作業療法士から学ぶこと
今年最後の出張は、巡回訪問担当者と通級指導担当者の研修会でした。
お子さんの様子をビデオで撮ったものを見ながら「感覚統合」についてお隣の県にある大きな療育・医療施設のOTを招いて事例検討を行うという内容でした。
私たちが日常的に見ているお子さんたちの行動も、講師のOTからみるとずいぶん違ったものに見えるようです。
「なんとなく困った行動だ。」と感じていた行動も、きちんとその機能を分析していきます。
「こだわり」が「物に対する」ものなのか「人に対する」ものなのか。
「定位」(自分はどこにいるのか、自分の身体はどこにあるのか)させるのための行動としてとらえる。
「あいまいなもの」をはっきりさせるために間接的操作を経験させる。
「パニック」は人間でおさめる。事前に関わり未然に防ぐ。
「自閉症」を「様子の障害」としてとらえる。
「視覚的刺激が強い自己刺激」にどう介入し、方向を変えていくか。
「感触の偏食」という偏食のパターンについて。
排泄のコントロールについて。
「行動」をなくすのか、なくさないのか、代わりに何をさせるのか。
カードやタイマーの「功罪」について。
詳しく書けば膨大な量になりそうです。
もっとも必要なことは、「ピンポイント支援」ということでした。
教育の現場ではあれもこれもと思うばかりで、きちんとしたターゲットを設定できずにいることが多いように思います。行動を観察して、それをカテゴリー化していくことでどんな支援が必要かが見えてくるということでした。また、なんのために「その活動」をさせているのかという根本も問い直されていると感じました。
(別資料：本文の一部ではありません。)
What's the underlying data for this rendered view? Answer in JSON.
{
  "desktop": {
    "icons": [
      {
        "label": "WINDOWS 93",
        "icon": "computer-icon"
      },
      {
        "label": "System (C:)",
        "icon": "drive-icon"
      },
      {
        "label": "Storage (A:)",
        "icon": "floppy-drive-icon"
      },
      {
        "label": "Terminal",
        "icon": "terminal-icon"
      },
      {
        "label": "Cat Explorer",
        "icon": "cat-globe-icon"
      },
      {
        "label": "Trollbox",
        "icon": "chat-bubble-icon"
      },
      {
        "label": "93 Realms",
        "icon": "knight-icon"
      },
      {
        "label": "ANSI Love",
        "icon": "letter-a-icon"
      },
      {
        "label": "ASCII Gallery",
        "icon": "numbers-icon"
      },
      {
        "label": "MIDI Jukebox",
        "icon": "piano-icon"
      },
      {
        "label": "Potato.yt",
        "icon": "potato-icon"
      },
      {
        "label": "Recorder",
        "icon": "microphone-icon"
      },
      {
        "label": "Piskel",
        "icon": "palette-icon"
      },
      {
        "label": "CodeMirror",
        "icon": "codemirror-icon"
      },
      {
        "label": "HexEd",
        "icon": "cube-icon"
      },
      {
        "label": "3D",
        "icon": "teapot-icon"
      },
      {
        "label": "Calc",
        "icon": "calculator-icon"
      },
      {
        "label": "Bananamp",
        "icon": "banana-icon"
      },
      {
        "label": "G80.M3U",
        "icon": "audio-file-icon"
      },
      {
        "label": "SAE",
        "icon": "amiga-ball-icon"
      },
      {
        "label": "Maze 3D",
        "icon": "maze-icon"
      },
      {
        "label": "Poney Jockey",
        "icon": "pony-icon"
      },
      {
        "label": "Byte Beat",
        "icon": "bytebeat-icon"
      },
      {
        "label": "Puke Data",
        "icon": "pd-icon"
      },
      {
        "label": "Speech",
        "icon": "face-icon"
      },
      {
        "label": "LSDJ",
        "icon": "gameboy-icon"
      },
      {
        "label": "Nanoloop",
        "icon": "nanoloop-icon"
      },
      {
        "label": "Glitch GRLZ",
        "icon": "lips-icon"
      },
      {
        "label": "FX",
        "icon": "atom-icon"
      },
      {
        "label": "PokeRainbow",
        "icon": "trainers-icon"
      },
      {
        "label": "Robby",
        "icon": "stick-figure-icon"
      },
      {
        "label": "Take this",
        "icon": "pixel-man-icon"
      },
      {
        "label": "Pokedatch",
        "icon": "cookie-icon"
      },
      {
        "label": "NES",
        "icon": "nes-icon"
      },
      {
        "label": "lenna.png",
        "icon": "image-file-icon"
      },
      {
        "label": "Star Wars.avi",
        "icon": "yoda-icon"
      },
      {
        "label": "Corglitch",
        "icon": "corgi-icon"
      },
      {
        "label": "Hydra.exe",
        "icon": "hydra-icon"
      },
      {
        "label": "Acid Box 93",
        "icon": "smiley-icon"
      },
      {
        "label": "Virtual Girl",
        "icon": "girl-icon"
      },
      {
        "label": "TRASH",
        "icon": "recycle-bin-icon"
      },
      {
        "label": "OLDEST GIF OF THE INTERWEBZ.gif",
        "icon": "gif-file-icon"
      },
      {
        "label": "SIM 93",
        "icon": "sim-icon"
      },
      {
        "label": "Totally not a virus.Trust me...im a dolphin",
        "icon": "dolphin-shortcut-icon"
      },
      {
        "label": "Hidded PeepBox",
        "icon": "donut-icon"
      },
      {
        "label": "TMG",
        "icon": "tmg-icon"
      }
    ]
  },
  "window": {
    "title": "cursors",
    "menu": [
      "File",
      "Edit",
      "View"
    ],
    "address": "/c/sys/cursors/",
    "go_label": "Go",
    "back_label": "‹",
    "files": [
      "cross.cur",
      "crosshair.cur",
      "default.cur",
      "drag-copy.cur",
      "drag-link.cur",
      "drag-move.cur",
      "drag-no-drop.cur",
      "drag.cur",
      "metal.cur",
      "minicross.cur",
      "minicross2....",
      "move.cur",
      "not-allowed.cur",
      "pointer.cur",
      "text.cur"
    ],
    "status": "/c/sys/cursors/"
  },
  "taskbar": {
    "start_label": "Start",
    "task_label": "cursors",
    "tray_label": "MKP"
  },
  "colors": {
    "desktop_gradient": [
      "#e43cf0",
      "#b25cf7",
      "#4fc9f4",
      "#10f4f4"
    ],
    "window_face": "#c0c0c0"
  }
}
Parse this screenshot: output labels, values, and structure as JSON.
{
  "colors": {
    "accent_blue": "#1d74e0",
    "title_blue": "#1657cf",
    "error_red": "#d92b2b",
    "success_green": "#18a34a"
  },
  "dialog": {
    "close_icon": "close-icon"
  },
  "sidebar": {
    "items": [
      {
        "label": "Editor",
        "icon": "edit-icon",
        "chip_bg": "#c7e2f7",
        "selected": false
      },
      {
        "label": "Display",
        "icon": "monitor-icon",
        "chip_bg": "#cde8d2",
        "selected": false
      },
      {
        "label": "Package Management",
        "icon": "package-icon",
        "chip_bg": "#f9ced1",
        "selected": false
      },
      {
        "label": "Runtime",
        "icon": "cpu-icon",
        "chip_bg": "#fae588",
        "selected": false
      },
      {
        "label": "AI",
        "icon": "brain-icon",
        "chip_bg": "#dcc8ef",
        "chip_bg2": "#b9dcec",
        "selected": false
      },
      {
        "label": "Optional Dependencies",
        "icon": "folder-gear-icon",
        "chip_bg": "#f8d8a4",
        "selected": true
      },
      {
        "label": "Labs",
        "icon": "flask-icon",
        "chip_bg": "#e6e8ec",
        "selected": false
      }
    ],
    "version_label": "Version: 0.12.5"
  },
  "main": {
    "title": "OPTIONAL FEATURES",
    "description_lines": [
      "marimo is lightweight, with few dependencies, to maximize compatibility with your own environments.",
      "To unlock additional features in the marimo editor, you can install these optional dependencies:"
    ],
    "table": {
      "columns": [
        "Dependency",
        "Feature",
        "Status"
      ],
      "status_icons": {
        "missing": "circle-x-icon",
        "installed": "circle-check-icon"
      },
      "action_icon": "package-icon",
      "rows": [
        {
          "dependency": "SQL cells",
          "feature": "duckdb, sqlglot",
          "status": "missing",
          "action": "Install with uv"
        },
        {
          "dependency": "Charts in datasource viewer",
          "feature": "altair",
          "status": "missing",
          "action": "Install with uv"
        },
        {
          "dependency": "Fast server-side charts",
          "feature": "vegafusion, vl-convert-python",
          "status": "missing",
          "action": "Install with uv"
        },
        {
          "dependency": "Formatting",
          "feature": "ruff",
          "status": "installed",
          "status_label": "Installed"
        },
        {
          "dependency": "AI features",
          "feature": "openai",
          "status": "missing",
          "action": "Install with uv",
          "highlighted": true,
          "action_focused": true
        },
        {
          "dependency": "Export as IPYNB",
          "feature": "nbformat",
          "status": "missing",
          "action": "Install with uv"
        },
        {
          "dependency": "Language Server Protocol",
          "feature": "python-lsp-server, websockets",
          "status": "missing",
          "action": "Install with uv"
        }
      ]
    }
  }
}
OTといえば「感覚統合」オンリーという先入観があったのですが、きちんとした行動分析をしながら治療にきちんと取り組んでいる臨床家の助言は、これからの取り組みの方向性を示してくれたと思いました。
(特別に相棒も参加させてもらった研修会でした。彼女にも大きな宿題になったかもしれません。)
「運動が(運動として)必要なのはオリンピックの選手だけだ。」けだし名言です。